BY MELISSA RUGGIERI/AJC Music Scene
The beauty of Air Supply is that their well-crafted soft rock never diminishes.
An ageless ballad is a gift, and from the late-‘70s to mid-80s, Air Supply provided radio with a string of musical gems wrapped in a giant bow.
That Russell Hitchcock – he of the voice – can still present “Every Woman in the World,” “Even the Nights are Better” and “Here I Am (Just When I Thought I Was Over You)” in the distinctive timbre that characterized Air Supply’s music in its heyday is another reason to be thankful that the guys are still steadily touring.
Hitchcock, 68, and the elegantly lanky Graham Russell, 67, are celebrating their 42nd year of music and friendship and on Friday night, they returned to Chastain Park Amphitheatre – where they played in 2015 after a 20-year break from Atlanta – with 90 minutes of polished hits and a few fresher tunes.
Backed by a young, hungry quartet, including the “brutally handsome” Aaron Mclain, who spiked even the sappiest ballad with a zing of electric guitar, Air Supply and the fans who filled about half of the venue engaged in a mutual embrace.
Hitchcock, clad in black, stutter-stepped around the stage, flashing thumbs-up signs and blowing kisses, while Russell, his headset and guitar locked in place, alternately strolled and hopped in place. Both men clearly enjoy sharing the stage, and their easy interplay was a delight to witness.
In addition to their stash of hits, the pair performed the syrupy romancer “I Adore You” and Russell, who made reference to a new Air Supply album arriving soon, sang sans his partner on “One Glass Eye,” a quirky ditty that shares DNA with The Beatles (circa “Sgt.

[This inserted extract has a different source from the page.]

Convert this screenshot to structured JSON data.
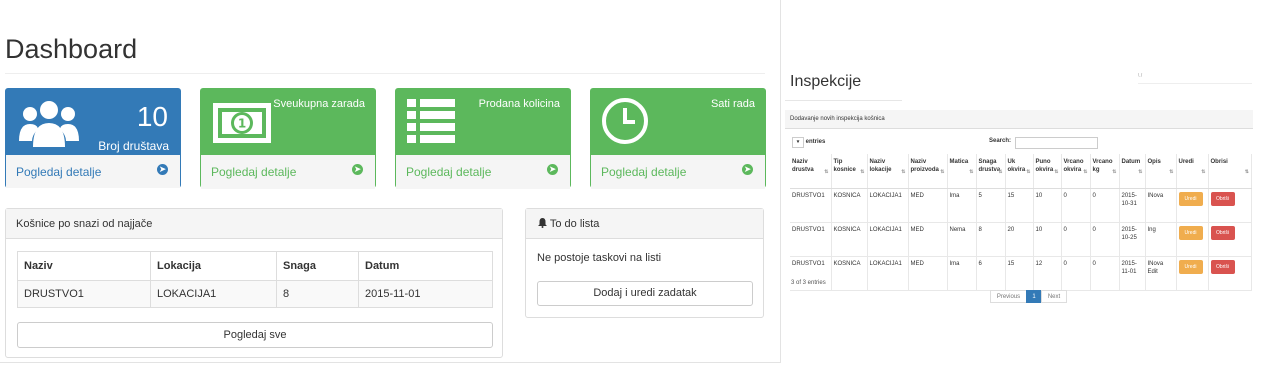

Pepper’s Lonely Hearts Club Band” thanks to the synthesizer tuba from Mirko Tessandori).
Much of the show was similar to Air Supply’s last visits here (the band also played Atlanta Symphony Hall last summer), with Russell managing to quiet the yippy Chastain crowd for 90 seconds while he recited one of his poems, “Invisible,” and both Russell and Hitchcock taking a stroll through the audience during “The One That You Love.”
Their quiet moment sitting on stools (“For 42 years, I always get the dodgy one,” Hitchcock joked as he rocked his wobbly seat) during the heartfelt “Two Less Lonely People in the World” provoked the requisite swoons, amplified by Marietta resident Hitchcock announcing that he and his longtime girlfriend were married in June.
A hallmark of Air Supply’s songs, along with Hitchcock’s inimitable voice, is the harmonizing with Russell on songs such as “Lost in Love” and the set-opening “Sweet Dreams”; they were as precise as ever Friday night.
After roaring through the breathless Jim Steinman rocker “Making Love Out of Nothing At All,” Air Supply returned for an encore that kicked off with their well-chosen cover of “Without You,” the 1970 Badfinger weeper made famous by Harry Nilsson that Air Supply charted with in 1991.
Even though it wasn’t an Air Supply original, Hitchcock and Russell managed to stamp it with their specialty – supreme sincerity.